China has found a clever workaround for NVIDIA’s restricted AI accelerators, as DeepSeek’s latest project dramatically enhances performance using Hopper H800s AI accelerators.
DeepSeek’s FlashMLA: Transforming China’s AI Power with NVIDIA’s Hopper GPUs
It looks like China is forging its own path in tech innovation, with companies like DeepSeek leveraging software ingenuity to push hardware boundaries. DeepSeek’s new development is an eye-opener. The company has figured out how to maximize output from NVIDIA’s "cut-down" Hopper H800 GPUs by fine-tuning memory use and optimizing how resources are allocated during tasks.
During DeepSeek’s ongoing "OpenSource" week, they revealed FlashMLA—a cutting-edge decoding kernel crafted for NVIDIA’s Hopper GPUs. Before diving into its functionalities, let’s look at the groundbreaking improvements it introduces, which are indeed quite extraordinary.
DeepSeek boasts that FlashMLA can achieve 580 TFLOPS for BF16 matrix multiplication on the Hopper H800, which is nearly eight times what the industry typically sees. Plus, with efficient memory management, FlashMLA can push memory bandwidth to 3000 GB/s—double the H800’s theoretical maximum. Impressively, these gains are reached through savvy coding, not major hardware upgrades.
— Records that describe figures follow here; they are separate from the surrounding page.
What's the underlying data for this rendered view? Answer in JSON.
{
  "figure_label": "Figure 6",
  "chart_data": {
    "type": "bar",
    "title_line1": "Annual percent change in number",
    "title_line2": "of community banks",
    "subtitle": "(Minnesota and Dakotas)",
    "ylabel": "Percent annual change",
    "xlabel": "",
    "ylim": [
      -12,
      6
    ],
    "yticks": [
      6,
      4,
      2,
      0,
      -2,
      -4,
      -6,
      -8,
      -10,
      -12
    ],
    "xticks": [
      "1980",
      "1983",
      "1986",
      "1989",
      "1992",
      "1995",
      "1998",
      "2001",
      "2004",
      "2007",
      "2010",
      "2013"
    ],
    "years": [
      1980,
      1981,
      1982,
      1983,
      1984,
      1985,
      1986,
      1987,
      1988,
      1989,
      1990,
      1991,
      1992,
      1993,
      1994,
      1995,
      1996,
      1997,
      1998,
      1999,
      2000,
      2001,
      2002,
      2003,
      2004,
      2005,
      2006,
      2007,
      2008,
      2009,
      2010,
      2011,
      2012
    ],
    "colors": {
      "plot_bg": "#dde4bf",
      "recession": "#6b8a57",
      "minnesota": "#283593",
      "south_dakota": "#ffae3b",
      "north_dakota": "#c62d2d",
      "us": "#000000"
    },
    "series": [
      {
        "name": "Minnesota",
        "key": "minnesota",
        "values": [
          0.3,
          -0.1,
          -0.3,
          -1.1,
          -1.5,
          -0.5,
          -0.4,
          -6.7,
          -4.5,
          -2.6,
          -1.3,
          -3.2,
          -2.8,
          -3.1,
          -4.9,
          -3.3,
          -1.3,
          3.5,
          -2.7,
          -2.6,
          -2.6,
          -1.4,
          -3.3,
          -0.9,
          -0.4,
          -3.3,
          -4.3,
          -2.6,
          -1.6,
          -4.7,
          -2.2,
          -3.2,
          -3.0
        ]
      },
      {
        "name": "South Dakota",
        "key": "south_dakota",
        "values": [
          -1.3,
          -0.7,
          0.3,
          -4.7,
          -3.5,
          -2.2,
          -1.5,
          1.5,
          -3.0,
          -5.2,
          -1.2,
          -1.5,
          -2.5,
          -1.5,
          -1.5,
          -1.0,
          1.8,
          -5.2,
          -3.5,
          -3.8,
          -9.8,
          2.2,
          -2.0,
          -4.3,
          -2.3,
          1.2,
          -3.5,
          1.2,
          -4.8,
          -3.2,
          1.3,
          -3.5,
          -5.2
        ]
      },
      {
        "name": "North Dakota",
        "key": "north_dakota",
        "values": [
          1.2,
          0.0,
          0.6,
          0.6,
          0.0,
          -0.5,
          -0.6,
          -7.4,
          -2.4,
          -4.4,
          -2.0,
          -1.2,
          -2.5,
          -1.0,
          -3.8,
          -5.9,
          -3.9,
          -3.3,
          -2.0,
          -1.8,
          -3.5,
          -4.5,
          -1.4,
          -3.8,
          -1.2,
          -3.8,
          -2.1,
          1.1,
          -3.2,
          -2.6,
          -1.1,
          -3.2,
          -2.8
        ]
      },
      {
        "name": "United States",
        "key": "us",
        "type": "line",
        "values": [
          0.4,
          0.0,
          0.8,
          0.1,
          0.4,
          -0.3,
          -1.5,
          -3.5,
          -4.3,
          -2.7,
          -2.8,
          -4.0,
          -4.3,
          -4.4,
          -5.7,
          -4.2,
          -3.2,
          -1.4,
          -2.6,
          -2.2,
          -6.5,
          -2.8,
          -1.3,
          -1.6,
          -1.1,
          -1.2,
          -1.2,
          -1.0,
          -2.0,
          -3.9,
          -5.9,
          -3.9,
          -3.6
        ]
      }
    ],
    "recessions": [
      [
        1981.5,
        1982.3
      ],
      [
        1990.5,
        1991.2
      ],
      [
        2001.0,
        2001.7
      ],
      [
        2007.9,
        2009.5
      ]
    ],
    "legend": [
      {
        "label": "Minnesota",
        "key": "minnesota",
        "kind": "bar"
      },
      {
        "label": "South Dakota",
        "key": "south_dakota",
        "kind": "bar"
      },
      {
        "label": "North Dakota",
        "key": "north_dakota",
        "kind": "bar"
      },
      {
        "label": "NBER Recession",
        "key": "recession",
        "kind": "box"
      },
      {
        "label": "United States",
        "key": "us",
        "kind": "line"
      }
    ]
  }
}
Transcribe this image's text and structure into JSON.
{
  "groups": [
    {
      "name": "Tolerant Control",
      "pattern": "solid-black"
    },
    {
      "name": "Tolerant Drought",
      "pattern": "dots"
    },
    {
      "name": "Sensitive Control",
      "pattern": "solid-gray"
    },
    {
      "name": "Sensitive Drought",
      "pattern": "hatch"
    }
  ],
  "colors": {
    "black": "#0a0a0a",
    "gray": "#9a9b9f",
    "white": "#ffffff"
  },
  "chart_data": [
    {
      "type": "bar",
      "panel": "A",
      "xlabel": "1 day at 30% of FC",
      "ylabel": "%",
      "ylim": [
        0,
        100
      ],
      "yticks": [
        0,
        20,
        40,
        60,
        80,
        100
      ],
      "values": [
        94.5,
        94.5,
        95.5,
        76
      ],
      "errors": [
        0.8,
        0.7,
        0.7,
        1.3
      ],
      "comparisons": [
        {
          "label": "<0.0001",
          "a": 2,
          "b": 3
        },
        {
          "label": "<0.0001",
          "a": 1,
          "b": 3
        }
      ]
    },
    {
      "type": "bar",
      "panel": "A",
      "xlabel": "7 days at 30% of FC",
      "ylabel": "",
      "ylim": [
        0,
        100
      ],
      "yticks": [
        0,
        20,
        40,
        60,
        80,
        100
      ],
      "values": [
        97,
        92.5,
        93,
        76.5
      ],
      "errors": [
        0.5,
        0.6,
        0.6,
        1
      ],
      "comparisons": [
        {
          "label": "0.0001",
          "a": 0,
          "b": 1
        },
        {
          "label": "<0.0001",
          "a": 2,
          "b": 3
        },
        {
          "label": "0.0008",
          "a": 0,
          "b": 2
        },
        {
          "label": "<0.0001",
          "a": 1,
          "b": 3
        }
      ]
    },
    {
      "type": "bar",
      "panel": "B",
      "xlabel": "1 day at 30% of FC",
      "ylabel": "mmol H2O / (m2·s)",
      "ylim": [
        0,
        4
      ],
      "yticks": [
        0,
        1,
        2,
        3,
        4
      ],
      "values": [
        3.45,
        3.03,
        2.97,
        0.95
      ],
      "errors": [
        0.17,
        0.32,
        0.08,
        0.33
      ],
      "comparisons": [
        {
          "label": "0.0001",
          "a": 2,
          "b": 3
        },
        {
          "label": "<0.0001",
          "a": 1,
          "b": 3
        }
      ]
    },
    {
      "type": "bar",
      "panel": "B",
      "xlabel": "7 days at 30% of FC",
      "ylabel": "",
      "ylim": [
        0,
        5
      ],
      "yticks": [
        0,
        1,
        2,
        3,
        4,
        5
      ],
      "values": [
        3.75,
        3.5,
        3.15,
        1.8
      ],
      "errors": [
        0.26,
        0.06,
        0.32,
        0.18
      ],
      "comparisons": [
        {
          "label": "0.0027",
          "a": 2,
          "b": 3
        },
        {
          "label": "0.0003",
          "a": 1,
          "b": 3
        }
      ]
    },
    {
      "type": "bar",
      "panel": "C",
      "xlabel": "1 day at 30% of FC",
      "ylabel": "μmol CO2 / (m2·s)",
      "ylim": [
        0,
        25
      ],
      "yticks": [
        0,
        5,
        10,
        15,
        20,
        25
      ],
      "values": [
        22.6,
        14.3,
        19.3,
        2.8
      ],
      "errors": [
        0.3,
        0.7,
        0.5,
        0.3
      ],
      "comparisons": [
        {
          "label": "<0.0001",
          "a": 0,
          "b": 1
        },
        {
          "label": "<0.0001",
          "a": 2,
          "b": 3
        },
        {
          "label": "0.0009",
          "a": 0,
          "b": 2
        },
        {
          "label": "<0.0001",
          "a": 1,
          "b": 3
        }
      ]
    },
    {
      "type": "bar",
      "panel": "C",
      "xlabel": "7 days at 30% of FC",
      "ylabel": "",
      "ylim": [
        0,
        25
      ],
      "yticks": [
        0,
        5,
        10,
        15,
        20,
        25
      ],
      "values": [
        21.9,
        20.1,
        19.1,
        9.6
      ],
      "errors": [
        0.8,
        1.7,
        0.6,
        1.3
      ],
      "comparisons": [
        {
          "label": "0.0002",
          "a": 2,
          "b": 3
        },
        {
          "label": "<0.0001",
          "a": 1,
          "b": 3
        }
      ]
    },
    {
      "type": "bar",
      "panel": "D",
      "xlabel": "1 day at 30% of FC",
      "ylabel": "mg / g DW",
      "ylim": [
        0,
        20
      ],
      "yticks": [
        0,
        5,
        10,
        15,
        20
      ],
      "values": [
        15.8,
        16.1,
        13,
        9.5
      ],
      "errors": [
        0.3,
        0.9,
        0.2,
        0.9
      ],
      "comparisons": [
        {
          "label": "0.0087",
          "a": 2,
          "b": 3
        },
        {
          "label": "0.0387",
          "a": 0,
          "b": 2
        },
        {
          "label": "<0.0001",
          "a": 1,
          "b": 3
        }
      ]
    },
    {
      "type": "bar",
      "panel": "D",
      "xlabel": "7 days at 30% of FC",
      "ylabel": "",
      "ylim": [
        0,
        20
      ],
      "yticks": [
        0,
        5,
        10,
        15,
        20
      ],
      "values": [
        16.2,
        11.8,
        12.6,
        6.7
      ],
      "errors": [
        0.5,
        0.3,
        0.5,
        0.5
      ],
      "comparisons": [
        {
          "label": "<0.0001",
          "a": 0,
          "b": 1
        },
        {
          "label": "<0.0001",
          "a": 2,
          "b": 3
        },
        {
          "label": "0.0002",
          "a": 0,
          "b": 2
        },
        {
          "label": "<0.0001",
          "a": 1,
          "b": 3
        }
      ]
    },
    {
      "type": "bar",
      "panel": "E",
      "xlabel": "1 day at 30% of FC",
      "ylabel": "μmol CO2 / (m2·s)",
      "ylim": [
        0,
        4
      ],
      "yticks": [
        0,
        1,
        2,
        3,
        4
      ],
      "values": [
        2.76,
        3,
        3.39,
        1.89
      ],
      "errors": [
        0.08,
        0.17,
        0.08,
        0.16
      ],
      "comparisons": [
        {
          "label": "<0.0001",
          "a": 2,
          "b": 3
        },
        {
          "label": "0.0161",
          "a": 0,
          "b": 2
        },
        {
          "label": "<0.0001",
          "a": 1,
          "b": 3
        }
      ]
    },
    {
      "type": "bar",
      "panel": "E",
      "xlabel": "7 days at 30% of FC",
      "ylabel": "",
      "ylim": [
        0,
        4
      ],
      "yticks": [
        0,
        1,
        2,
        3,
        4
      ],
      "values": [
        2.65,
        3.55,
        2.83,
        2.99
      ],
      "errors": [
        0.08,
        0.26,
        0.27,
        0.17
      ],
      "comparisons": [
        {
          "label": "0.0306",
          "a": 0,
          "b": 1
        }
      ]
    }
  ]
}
DeepSeek’s FlashMLA uses "low-rank key-value compression"—essentially breaking data into more manageable chunks to hasten processing while cutting memory use by 40%-60%. Another smart feature is its block-based paging system, which flexibly allocates memory based on task demands, outperforming fixed allocation methods. This innovation is especially useful for processing tasks with varying lengths, enhancing overall performance.
DeepSeek’s advancements highlight that AI computing is not reliant on a single element but is a tapestry of factors. Currently, this tool is tailored for Hopper GPUs, but it’s exciting to think about the performance leaps we might see when applied to the H100 with FlashMLA.